Human Amniotic Epithelial Cells Affect the Functions of Neutrophils

Int J Stem Cells. 2020 Jul 30;13(2):212-220. doi: 10.15283/ijsc19155.


Background and objectives: As a stem cell group, Human amniotic epithelial cells (HAECs) have numerous advantages over their embryonic and adult counterparts for therapeutic utility. They are closer to clinical applications compared to other stem cell types. Additionally, the anti-inflammatory and immunoregulatory properties of HAECs toward several immune cells have been shown previously. Nevertheless, despite the ever-increasing importance of neutrophils in the immune and non-immune processes, a few studies investigated the interaction of neutrophils and HAECs. To increase the current knowledge of HAECs immunology which is necessary for optimizing their future clinical applications, here we explored the effect of HAECs on two chief neutrophil functions; respiratory burst and phagocytosis.

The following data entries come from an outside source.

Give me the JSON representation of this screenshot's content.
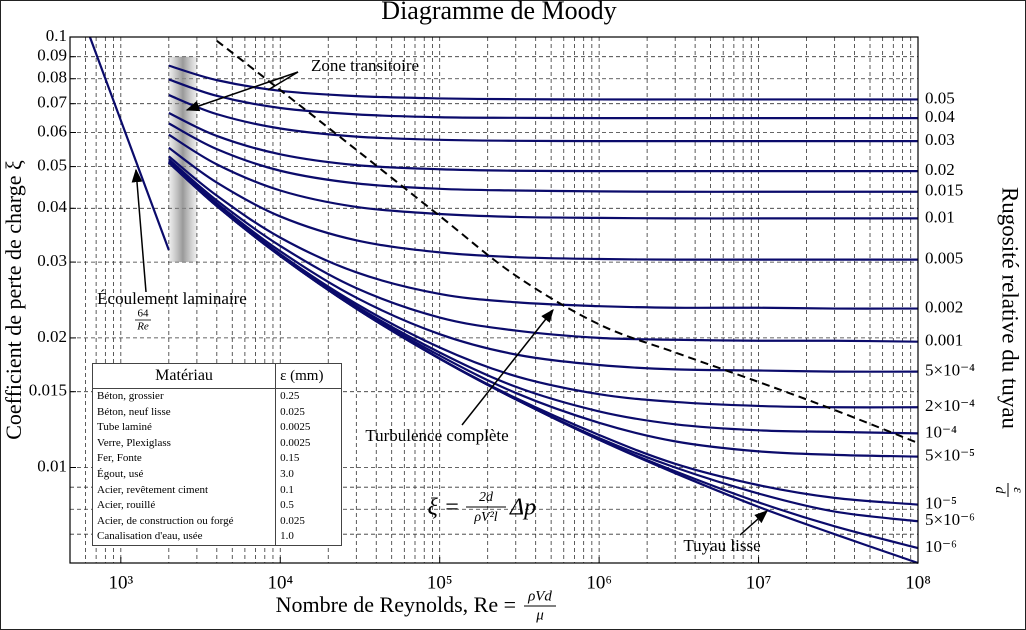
{
  "chart_data": {
    "type": "line",
    "title": "Diagramme de Moody",
    "x_label": {
      "text": "Nombre de Reynolds, Re =",
      "numerator": "ρVd",
      "denominator": "μ"
    },
    "y_label": "Coefficient de perte de charge ξ",
    "y2_label": {
      "text": "Rugosité relative du tuyau",
      "numerator": "ε",
      "denominator": "d"
    },
    "log_x": true,
    "log_y": true,
    "grid": true,
    "xlim": [
      480,
      100000000
    ],
    "ylim": [
      0.006,
      0.1
    ],
    "xticks": [
      {
        "value": 1000,
        "label": "10³"
      },
      {
        "value": 10000,
        "label": "10⁴"
      },
      {
        "value": 100000,
        "label": "10⁵"
      },
      {
        "value": 1000000,
        "label": "10⁶"
      },
      {
        "value": 10000000,
        "label": "10⁷"
      },
      {
        "value": 100000000,
        "label": "10⁸"
      }
    ],
    "xgrid_minor": [
      600,
      700,
      800,
      900,
      2000,
      3000,
      4000,
      5000,
      6000,
      7000,
      8000,
      9000,
      20000,
      30000,
      40000,
      50000,
      60000,
      70000,
      80000,
      90000,
      200000,
      300000,
      400000,
      500000,
      600000,
      700000,
      800000,
      900000,
      2000000,
      3000000,
      4000000,
      5000000,
      6000000,
      7000000,
      8000000,
      9000000,
      20000000,
      30000000,
      40000000,
      50000000,
      60000000,
      70000000,
      80000000,
      90000000
    ],
    "yticks": [
      0.1,
      0.09,
      0.08,
      0.07,
      0.06,
      0.05,
      0.04,
      0.03,
      0.02,
      0.015,
      0.01
    ],
    "ygrid_minor": [
      0.009,
      0.008,
      0.007
    ],
    "transition_zone": {
      "x": [
        2000,
        3000
      ],
      "y": [
        0.03,
        0.09
      ]
    },
    "x": [
      640,
      2000,
      4000,
      10000,
      30000,
      100000,
      300000,
      1000000,
      3000000,
      10000000,
      30000000,
      100000000
    ],
    "series": [
      {
        "name": "0.05",
        "color": "#0b0b6b",
        "values": [
          null,
          0.0858,
          0.0794,
          0.075,
          0.0729,
          0.072,
          0.0717,
          0.0716,
          0.0716,
          0.0716,
          0.0716,
          0.0716
        ]
      },
      {
        "name": "0.04",
        "color": "#0b0b6b",
        "values": [
          null,
          0.0797,
          0.073,
          0.0684,
          0.0661,
          0.0651,
          0.0649,
          0.0648,
          0.0648,
          0.0648,
          0.0648,
          0.0648
        ]
      },
      {
        "name": "0.03",
        "color": "#0b0b6b",
        "values": [
          null,
          0.0733,
          0.0662,
          0.0613,
          0.0587,
          0.0577,
          0.0574,
          0.0573,
          0.0573,
          0.0573,
          0.0573,
          0.0573
        ]
      },
      {
        "name": "0.02",
        "color": "#0b0b6b",
        "values": [
          null,
          0.0666,
          0.0589,
          0.0534,
          0.0504,
          0.0493,
          0.0489,
          0.0488,
          0.0488,
          0.0488,
          0.0488,
          0.0488
        ]
      },
      {
        "name": "0.015",
        "color": "#0b0b6b",
        "values": [
          null,
          0.063,
          0.0549,
          0.0489,
          0.0457,
          0.0444,
          0.044,
          0.0438,
          0.0437,
          0.0437,
          0.0437,
          0.0437
        ]
      },
      {
        "name": "0.01",
        "color": "#0b0b6b",
        "values": [
          null,
          0.0593,
          0.0506,
          0.044,
          0.0403,
          0.0388,
          0.0382,
          0.038,
          0.0379,
          0.0379,
          0.0379,
          0.0379
        ]
      },
      {
        "name": "0.005",
        "color": "#0b0b6b",
        "values": [
          null,
          0.0553,
          0.0459,
          0.0383,
          0.0337,
          0.0316,
          0.0308,
          0.0305,
          0.0304,
          0.0304,
          0.0304,
          0.0304
        ]
      },
      {
        "name": "0.002",
        "color": "#0b0b6b",
        "values": [
          null,
          0.0528,
          0.0428,
          0.0342,
          0.0284,
          0.0253,
          0.0242,
          0.0237,
          0.0235,
          0.0235,
          0.0234,
          0.0234
        ]
      },
      {
        "name": "0.001",
        "color": "#0b0b6b",
        "values": [
          null,
          0.052,
          0.0417,
          0.0327,
          0.0261,
          0.0223,
          0.0208,
          0.02,
          0.0198,
          0.0197,
          0.0197,
          0.0196
        ]
      },
      {
        "name": "5×10⁻⁴",
        "color": "#0b0b6b",
        "values": [
          null,
          0.0515,
          0.0411,
          0.0318,
          0.0248,
          0.0204,
          0.0183,
          0.0173,
          0.0169,
          0.0168,
          0.0167,
          0.0167
        ]
      },
      {
        "name": "2×10⁻⁴",
        "color": "#0b0b6b",
        "values": [
          null,
          0.0513,
          0.0408,
          0.0313,
          0.024,
          0.019,
          0.0163,
          0.0148,
          0.0142,
          0.0139,
          0.0138,
          0.0138
        ]
      },
      {
        "name": "10⁻⁴",
        "color": "#0b0b6b",
        "values": [
          null,
          0.0512,
          0.0406,
          0.0312,
          0.0237,
          0.0185,
          0.0154,
          0.0135,
          0.0126,
          0.0122,
          0.0121,
          0.012
        ]
      },
      {
        "name": "5×10⁻⁵",
        "color": "#0b0b6b",
        "values": [
          null,
          0.0511,
          0.0406,
          0.0311,
          0.0235,
          0.0182,
          0.0149,
          0.0127,
          0.0115,
          0.0109,
          0.0107,
          0.0106
        ]
      },
      {
        "name": "10⁻⁵",
        "color": "#0b0b6b",
        "values": [
          null,
          0.0511,
          0.0405,
          0.031,
          0.0234,
          0.0179,
          0.0145,
          0.0119,
          0.0102,
          0.0091,
          0.0085,
          0.0082
        ]
      },
      {
        "name": "5×10⁻⁶",
        "color": "#0b0b6b",
        "values": [
          null,
          0.0511,
          0.0405,
          0.031,
          0.0234,
          0.0179,
          0.0144,
          0.0117,
          0.01,
          0.0087,
          0.0079,
          0.0075
        ]
      },
      {
        "name": "10⁻⁶",
        "color": "#0b0b6b",
        "values": [
          null,
          0.0511,
          0.0405,
          0.031,
          0.0234,
          0.0179,
          0.0144,
          0.0116,
          0.0098,
          0.0083,
          0.0073,
          0.0065
        ]
      },
      {
        "name": "Tuyau lisse",
        "color": "#0b0b6b",
        "values": [
          null,
          0.0511,
          0.0405,
          0.031,
          0.0234,
          0.0179,
          0.0144,
          0.0116,
          0.0097,
          0.0081,
          0.007,
          0.006
        ]
      },
      {
        "name": "Écoulement laminaire",
        "color": "#0b0b6b",
        "values": [
          0.1,
          0.032,
          null,
          null,
          null,
          null,
          null,
          null,
          null,
          null,
          null,
          null
        ]
      },
      {
        "name": "Turbulence complète",
        "color": "#000000",
        "dashed": true,
        "values": [
          null,
          null,
          0.098,
          0.0753,
          0.0547,
          0.0384,
          0.0279,
          0.0215,
          0.0185,
          0.0158,
          0.0136,
          0.0114
        ]
      }
    ],
    "laminar_formula": {
      "numerator": "64",
      "denominator": "Re"
    },
    "transition_label": "Zone transitoire",
    "formula": {
      "lhs": "ξ =",
      "numerator": "2d",
      "denominator": "ρV²l",
      "rhs": "Δp"
    },
    "table": {
      "header": [
        "Matériau",
        "ε (mm)"
      ],
      "rows": [
        [
          "Béton, grossier",
          "0.25"
        ],
        [
          "Béton, neuf lisse",
          "0.025"
        ],
        [
          "Tube laminé",
          "0.0025"
        ],
        [
          "Verre, Plexiglass",
          "0.0025"
        ],
        [
          "Fer, Fonte",
          "0.15"
        ],
        [
          "Égout, usé",
          "3.0"
        ],
        [
          "Acier, revêtement ciment",
          "0.1"
        ],
        [
          "Acier, rouillé",
          "0.5"
        ],
        [
          "Acier, de construction ou forgé",
          "0.025"
        ],
        [
          "Canalisation d'eau, usée",
          "1.0"
        ]
      ]
    }
  }
}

Methods and results: Freshly isolated human blood neutrophils were co-cultured with different number of HAECs for about 24 or 48 hours, then the oxidative burst and phagocytosis of stimulated neutrophils were assessed and compared. The results demonstrated a substantial elevation in the phagocytosis percentage, conversely a significant reduction in the oxidative burst of HAECs-cocultured neutrophils. These effects were dose-dependent, but did not show similar patterns. Likewise, the elongation of coculture period inversely influenced the HAECs-induced effects on the two neutrophil functions.

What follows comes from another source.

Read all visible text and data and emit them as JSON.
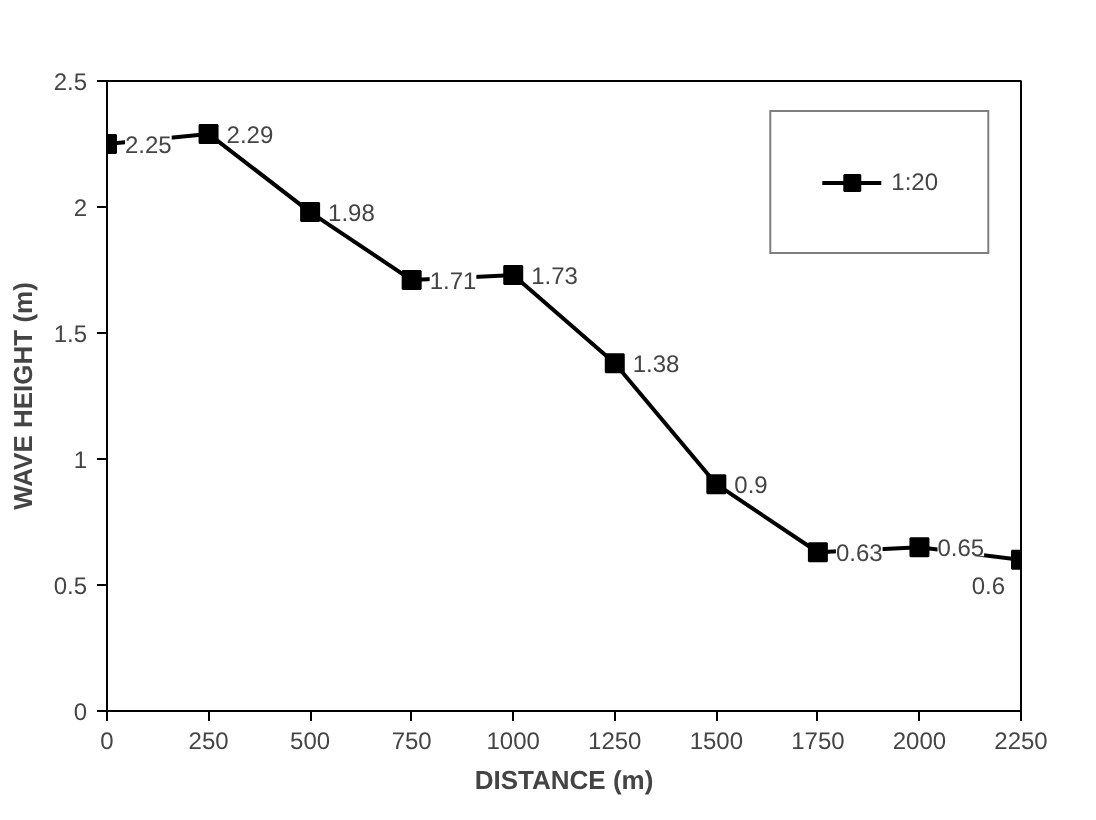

Conclusions: The present study, for the first time, investigated the HAECs-mediated effects on the two main neutrophil functions. The findings suggest that HAECs by enhancement of phagocytic ability and simultaneously, attenuation of oxidative burst capacity of neutrophils protect the fetus from both microbial treats and oxidative stress and their consequent inflammation; thus corroborate the current anti-inflammatory vision of HAECs.

Keywords: Human amniotic epithelial cells; Neutrophils; Oxidative burst; Phagocytosis.